The society cited as an example the lengthy judgment in May of Justice Peter Churchman on a foreshore and seabed claim under the Marine and Coastal Area (Takutai Moana) Act.
The effect of the bill as it stands is that IP decisions by the Commissioner on non-indigenous plants will be subject to a High Court appeal processes, either a judicial review on whether the law has been followed or on the substantive merits of the decision; but an IP decision by the Māori Plant Varieties Committee will be subject only to judicial review, and will not be allowed on the merits of the decision.
Breeders will be able to ask the Maori committee to reconsider their application if there is new evidence – but it will be the same committee reconsidering its decision.
National justice spokesman Simon Bridges was also critical of the principle of fencing off Māori issues from the courts.
"Our courts are very well versed in Treaty and Māori relations matters as aspects of tikanga," he said.
"Our courts have been educating themselves over a long period of time and are up to the task. To not have that ability, is to put these things off limits from any kind of conversation or debate and that's not right.
"These are not the courts of 1924 or 1873. The modern New Zealand courts of 2021 are very culturally conversant and have the ability to receive expert evidence as well as education to ensure they are moving with the times and evolving conceptions like kaitiakitanga."
He said it was "sloppy thinking" and it could end up being a slippery slope.
"There should, in short, be rule of law here."
The Māori Plant Varieties Committee is one element of a larger bill designed to revamp New Zealand's outdated IP laws for plant breeders and the Ministry of Business Innovation and Employment has consulted extensively on it over several years.
As well as being the Government's response to Wai 262, the bill will bring NZ law into compliance with the Comprehensive and Progressive Agreement on Trans-Pacific Partnership (CPTPP) and the 1991 revision of the International Convention for the Protection of New Varieties of Plant (UPOV91).
New Zealand deferred the 1991 update because of the Wai 262 claim (It started in 1991 and the Tribunal eventually reported in 2011).
Last term the bill was in the hands of Kris Faafoi when he was Minister of Commerce and Consumer Affairs but those portfolios and oversight of the bill have now passed to David Clark.
Speaking to the Herald, Clark said there was an acknowledged gap to be filled in how the Māori Plants Variety Committee would operate. He understood that breeders wanted a process that would be predictable.
But it would be given a year to come up with guidelines and the select committee itself could provide more detail if it was warranted.
Asked how he saw the committee working and how it could mitigate an adverse kaitiaki relationship, Clark said Māori were advocates for biodiversity and sustainability.
"You can imagine the kinds of values that are going to brought to that decision are about protecting the future prosperity and wellbeing of New Zealand.
"I'm not a kaitiaki expert so I've got to be thoughtful about being absolute and this is why the select committee process is actually a good place to have that conversation more fully but I can imagine that the kinds of values that Māori are going to bring to the table are ones that most New Zealanders are pretty comfortable with."

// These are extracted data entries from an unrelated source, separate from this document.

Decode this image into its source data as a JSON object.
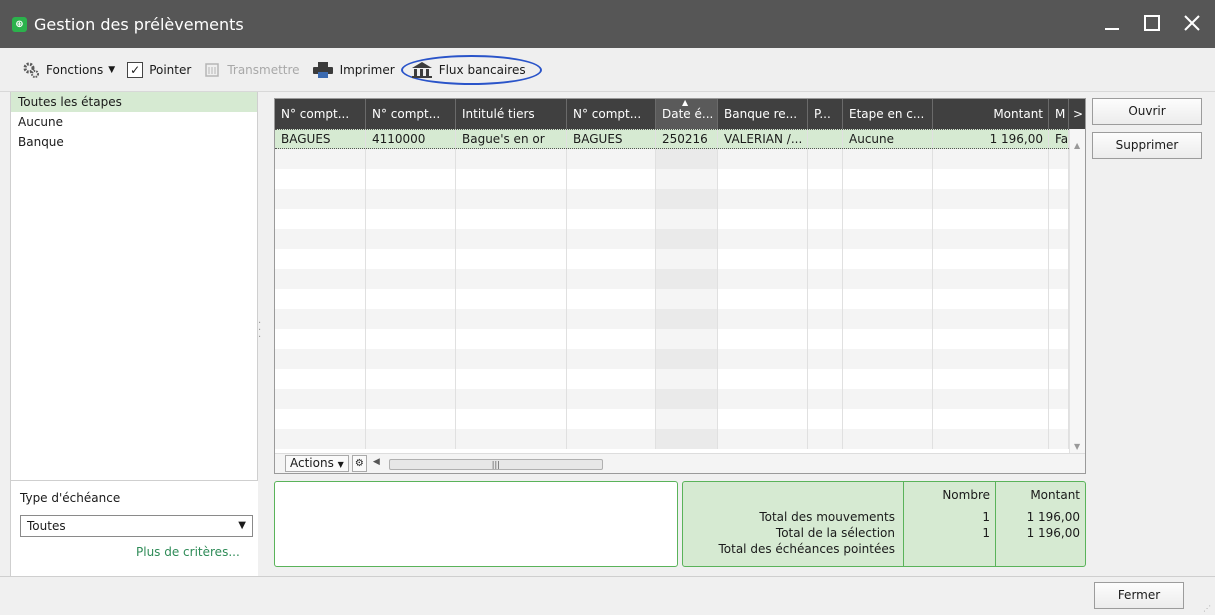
{
  "window": {
    "title": "Gestion des prélèvements",
    "app_icon_glyph": "⊕"
  },
  "toolbar": {
    "fonctions_label": "Fonctions",
    "pointer_label": "Pointer",
    "transmettre_label": "Transmettre",
    "imprimer_label": "Imprimer",
    "flux_label": "Flux bancaires"
  },
  "etapes": [
    "Toutes les étapes",
    "Aucune",
    "Banque"
  ],
  "filter": {
    "type_label": "Type d'échéance",
    "type_value": "Toutes",
    "plus_criteres": "Plus de critères..."
  },
  "grid": {
    "columns": [
      "N° compt...",
      "N° compt...",
      "Intitulé tiers",
      "N° compt...",
      "Date é...",
      "Banque re...",
      "P...",
      "Etape en c...",
      "Montant",
      "M"
    ],
    "rows": [
      [
        "BAGUES",
        "4110000",
        "Bague's en or",
        "BAGUES",
        "250216",
        "VALERIAN /...",
        "",
        "Aucune",
        "1 196,00",
        "Fa"
      ]
    ],
    "actions_label": "Actions",
    "more_glyph": ">"
  },
  "buttons": {
    "ouvrir": "Ouvrir",
    "supprimer": "Supprimer",
    "fermer": "Fermer"
  },
  "summary": {
    "header_nombre": "Nombre",
    "header_montant": "Montant",
    "rows": [
      {
        "label": "Total des mouvements",
        "nombre": "1",
        "montant": "1 196,00"
      },
      {
        "label": "Total de la sélection",
        "nombre": "1",
        "montant": "1 196,00"
      },
      {
        "label": "Total des échéances pointées",
        "nombre": "",
        "montant": ""
      }
    ]
  },
  "colors": {
    "title_bar": "#565656",
    "grid_header": "#404040",
    "selection": "#d6ead2",
    "summary_border": "#5ab35a",
    "highlight_circle": "#2a54c9"
  }
}
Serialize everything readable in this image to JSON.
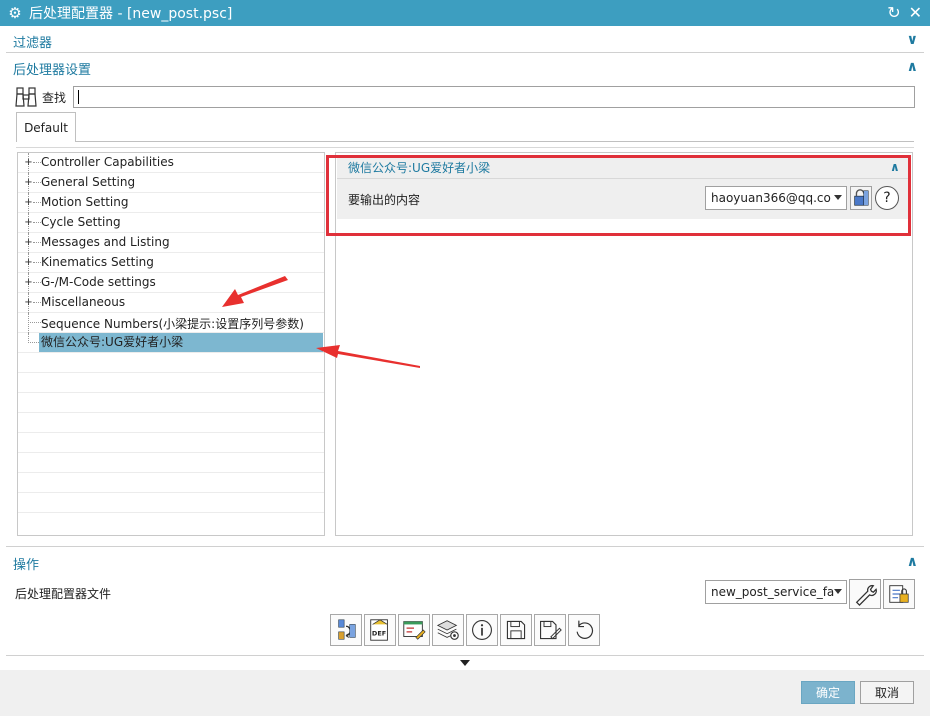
{
  "window": {
    "title": "后处理配置器 - [new_post.psc]"
  },
  "sections": {
    "filter": "过滤器",
    "settings": "后处理器设置",
    "operations": "操作"
  },
  "search": {
    "label": "查找",
    "value": ""
  },
  "tabs": [
    {
      "label": "Default"
    }
  ],
  "tree": {
    "items": [
      {
        "label": "Controller Capabilities",
        "expandable": true
      },
      {
        "label": "General Setting",
        "expandable": true
      },
      {
        "label": "Motion Setting",
        "expandable": true
      },
      {
        "label": "Cycle Setting",
        "expandable": true
      },
      {
        "label": "Messages and Listing",
        "expandable": true
      },
      {
        "label": "Kinematics Setting",
        "expandable": true
      },
      {
        "label": "G-/M-Code settings",
        "expandable": true
      },
      {
        "label": "Miscellaneous",
        "expandable": true
      },
      {
        "label": "Sequence Numbers(小梁提示:设置序列号参数)",
        "expandable": false
      },
      {
        "label": "微信公众号:UG爱好者小梁",
        "expandable": false,
        "selected": true
      }
    ]
  },
  "detail": {
    "group_title": "微信公众号:UG爱好者小梁",
    "field_label": "要输出的内容",
    "field_value": "haoyuan366@qq.co"
  },
  "operations": {
    "file_label": "后处理配置器文件",
    "file_value": "new_post_service_fa"
  },
  "buttons": {
    "ok": "确定",
    "cancel": "取消"
  },
  "colors": {
    "title_bar": "#3d9ec0",
    "accent_text": "#1e7aa0",
    "selection": "#7db7d0",
    "highlight_box": "#e0303a",
    "annotation_arrow": "#e8302e"
  }
}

Clark said iwi were pretty commercially savvy operators and were interested in building New Zealand's prosperity and wellbeing.
"I'm imagining this being a pretty creative and constructive relationship."

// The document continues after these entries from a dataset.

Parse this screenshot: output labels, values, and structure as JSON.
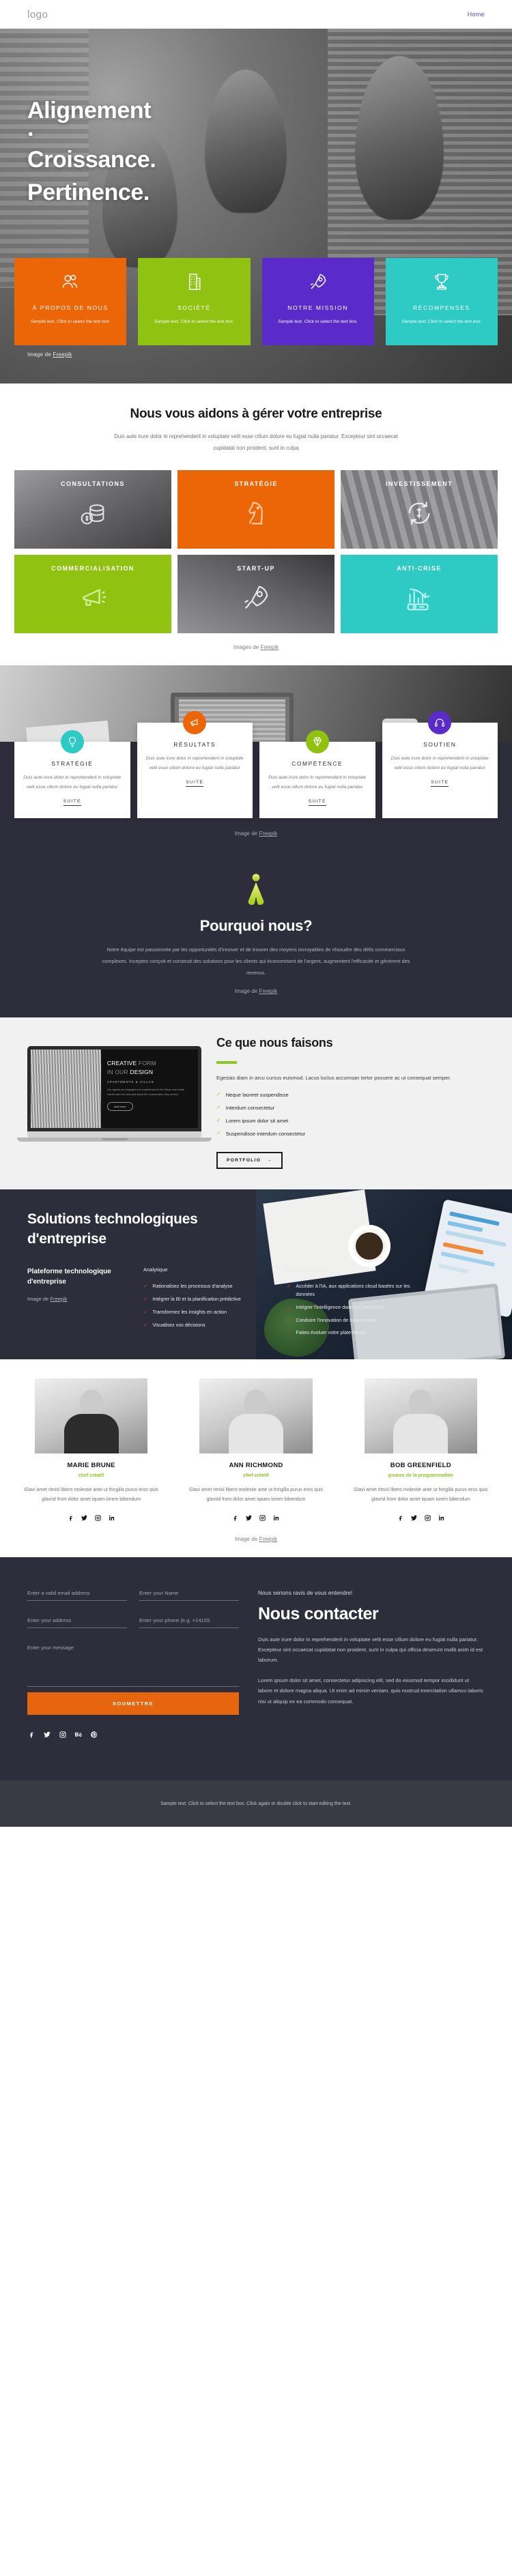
{
  "nav": {
    "logo": "logo",
    "links": [
      {
        "label": "Home"
      }
    ]
  },
  "hero": {
    "title_line1": "Alignement",
    "title_dot": "·",
    "title_line2": "Croissance.",
    "title_line3": "Pertinence.",
    "credit_prefix": "Image de ",
    "credit_link": "Freepik",
    "cards": [
      {
        "icon": "users-icon",
        "title": "À PROPOS DE NOUS",
        "text": "Sample text. Click to select the text box.",
        "color": "#ec6608"
      },
      {
        "icon": "building-icon",
        "title": "SOCIÉTÉ",
        "text": "Sample text. Click to select the text box.",
        "color": "#8fc211"
      },
      {
        "icon": "rocket-icon",
        "title": "NOTRE MISSION",
        "text": "Sample text. Click to select the text box.",
        "color": "#5a2bc8"
      },
      {
        "icon": "trophy-icon",
        "title": "RÉCOMPENSES",
        "text": "Sample text. Click to select the text box.",
        "color": "#2ecac4"
      }
    ]
  },
  "help": {
    "heading": "Nous vous aidons à gérer votre entreprise",
    "paragraph": "Duis aute irure dolor in reprehenderit in voluptate velit esse cillum dolore eu fugiat nulla pariatur. Excepteur sint occaecat cupidatat non proident, sunt in culpa",
    "services": [
      {
        "label": "CONSULTATIONS",
        "icon": "coins-icon",
        "style": "photo"
      },
      {
        "label": "STRATÉGIE",
        "icon": "chess-knight-icon",
        "style": "solid",
        "color": "#ec6608"
      },
      {
        "label": "INVESTISSEMENT",
        "icon": "currency-exchange-icon",
        "style": "photo"
      },
      {
        "label": "COMMERCIALISATION",
        "icon": "megaphone-icon",
        "style": "solid",
        "color": "#8fc211"
      },
      {
        "label": "START-UP",
        "icon": "rocket-icon",
        "style": "photo"
      },
      {
        "label": "ANTI-CRISE",
        "icon": "chart-down-icon",
        "style": "solid",
        "color": "#2ecac4"
      }
    ],
    "credit_prefix": "Images de ",
    "credit_link": "Freepik"
  },
  "features": {
    "cards": [
      {
        "title": "STRATÉGIE",
        "icon": "bulb-icon",
        "circle_color": "#2ecac4",
        "text": "Duis aute irure dolor in reprehenderit in voluptate velit esse cillum dolore eu fugiat nulla pariatur",
        "more": "SUITE"
      },
      {
        "title": "RÉSULTATS",
        "icon": "megaphone-icon",
        "circle_color": "#ec6608",
        "text": "Duis aute irure dolor in reprehenderit in voluptate velit esse cillum dolore eu fugiat nulla pariatur",
        "more": "SUITE"
      },
      {
        "title": "COMPÉTENCE",
        "icon": "diamond-icon",
        "circle_color": "#8fc211",
        "text": "Duis aute irure dolor in reprehenderit in voluptate velit esse cillum dolore eu fugiat nulla pariatur",
        "more": "SUITE"
      },
      {
        "title": "SOUTIEN",
        "icon": "headset-icon",
        "circle_color": "#5a2bc8",
        "text": "Duis aute irure dolor in reprehenderit in voluptate velit esse cillum dolore eu fugiat nulla pariatur",
        "more": "SUITE"
      }
    ],
    "credit_prefix": "Image de ",
    "credit_link": "Freepik"
  },
  "why": {
    "heading": "Pourquoi nous?",
    "paragraph": "Notre équipe est passionnée par les opportunités d'innover et de trouver des moyens incroyables de résoudre des défis commerciaux complexes. Incepteo conçoit et construit des solutions pour les clients qui économisent de l'argent, augmentent l'efficacité et génèrent des revenus.",
    "credit_prefix": "Image de ",
    "credit_link": "Freepik"
  },
  "what_we_do": {
    "heading": "Ce que nous faisons",
    "lede": "Egestas diam in arcu cursus euismod. Lacus luctus accumsan tortor posuere ac ut consequat semper.",
    "items": [
      "Neque laoreet suspendisse",
      "Interdum consectetur",
      "Lorem ipsum dolor sit amet",
      "Suspendisse interdum consectetur"
    ],
    "button": "PORTFOLIO",
    "button_arrow": "→",
    "mockup": {
      "title_strong": "CREATIVE",
      "title_light": " FORM",
      "title_line2_light": "IN OUR ",
      "title_line2_strong": "DESIGN",
      "subtitle": "APARTMENTS & VILLAS",
      "body": "Our agents are engaged and experienced in the Miami real estate market and are informed about the communities they service.",
      "cta": "read more"
    }
  },
  "tech": {
    "heading_line1": "Solutions technologiques",
    "heading_line2": "d'entreprise",
    "subheading": "Plateforme technologique d'entreprise",
    "credit_prefix": "Image de ",
    "credit_link": "Freepik",
    "col_analytics_title": "Analytique",
    "col_analytics_items": [
      "Rationalisez les processus d'analyse",
      "Intégrer la BI et la planification prédictive",
      "Transformez les insights en action",
      "Visualisez vos décisions"
    ],
    "col_tech_title": "Les technologies",
    "col_tech_items": [
      "Accéder à l'IA, aux applications cloud basées sur les données",
      "Intégrer l'intelligence dans les processus",
      "Conduire l'innovation de bout en bout",
      "Faites évoluer votre plate-forme"
    ]
  },
  "team": {
    "members": [
      {
        "name": "MARIE BRUNE",
        "role": "chef créatif",
        "bio": "Glavi amet ritnisl libero molestie ante ut fringilla purus eros quis glavrid from dolor amet iquam lorem bibendum"
      },
      {
        "name": "ANN RICHMOND",
        "role": "chef créatif",
        "bio": "Glavi amet ritnisl libero molestie ante ut fringilla purus eros quis glavrid from dolor amet iquam lorem bibendum"
      },
      {
        "name": "BOB GREENFIELD",
        "role": "gourou de la programmation",
        "bio": "Glavi amet ritnisl libero molestie ante ut fringilla purus eros quis glavrid from dolor amet iquam lorem bibendum"
      }
    ],
    "socials": [
      "facebook-icon",
      "twitter-icon",
      "instagram-icon",
      "linkedin-icon"
    ],
    "credit_prefix": "Image de ",
    "credit_link": "Freepik"
  },
  "contact": {
    "placeholders": {
      "email": "Enter a valid email address",
      "name": "Enter your Name",
      "address": "Enter your address",
      "phone": "Enter your phone (e.g. +14155",
      "message": "Enter your message"
    },
    "values": {
      "email": "",
      "name": "",
      "address": "",
      "phone": "",
      "message": ""
    },
    "submit": "SOUMETTRE",
    "socials": [
      "facebook-icon",
      "twitter-icon",
      "instagram-icon",
      "behance-icon",
      "pinterest-icon"
    ],
    "kicker": "Nous serions ravis de vous entendre!",
    "heading": "Nous contacter",
    "paragraph1": "Duis aute irure dolor in reprehenderit in voluptate velit esse cillum dolore eu fugiat nulla pariatur. Excepteur sint occaecat cupidatat non proident, sunt in culpa qui officia deserunt mollit anim id est laborum.",
    "paragraph2": "Lorem ipsum dolor sit amet, consectetur adipiscing elit, sed do eiusmod tempor incididunt ut labore et dolore magna aliqua. Ut enim ad minim veniam, quis nostrud exercitation ullamco laboris nisi ut aliquip ex ea commodo consequat."
  },
  "footer": {
    "text": "Sample text. Click to select the text box. Click again or double click to start editing the text."
  },
  "colors": {
    "orange": "#ec6608",
    "green": "#8fc211",
    "purple": "#5a2bc8",
    "teal": "#2ecac4",
    "dark": "#2e2d3c",
    "footer": "#3a3a44",
    "accent_link": "#5b49c9",
    "red_check": "#e03b2f"
  }
}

He said he could imagine some partnerships being created between plant breeders and Māori.
Horticulture New Zealand's submission supports the bill to update the 1987 law.
It supported the establishment of the Māori Plant Varieties Committee but said the restrictions on appeal rights "provides an extremely narrow scope for the committee's reconsideration which, combined with the inability to appeal decisions, means applicants may be unfairly prejudiced by the process."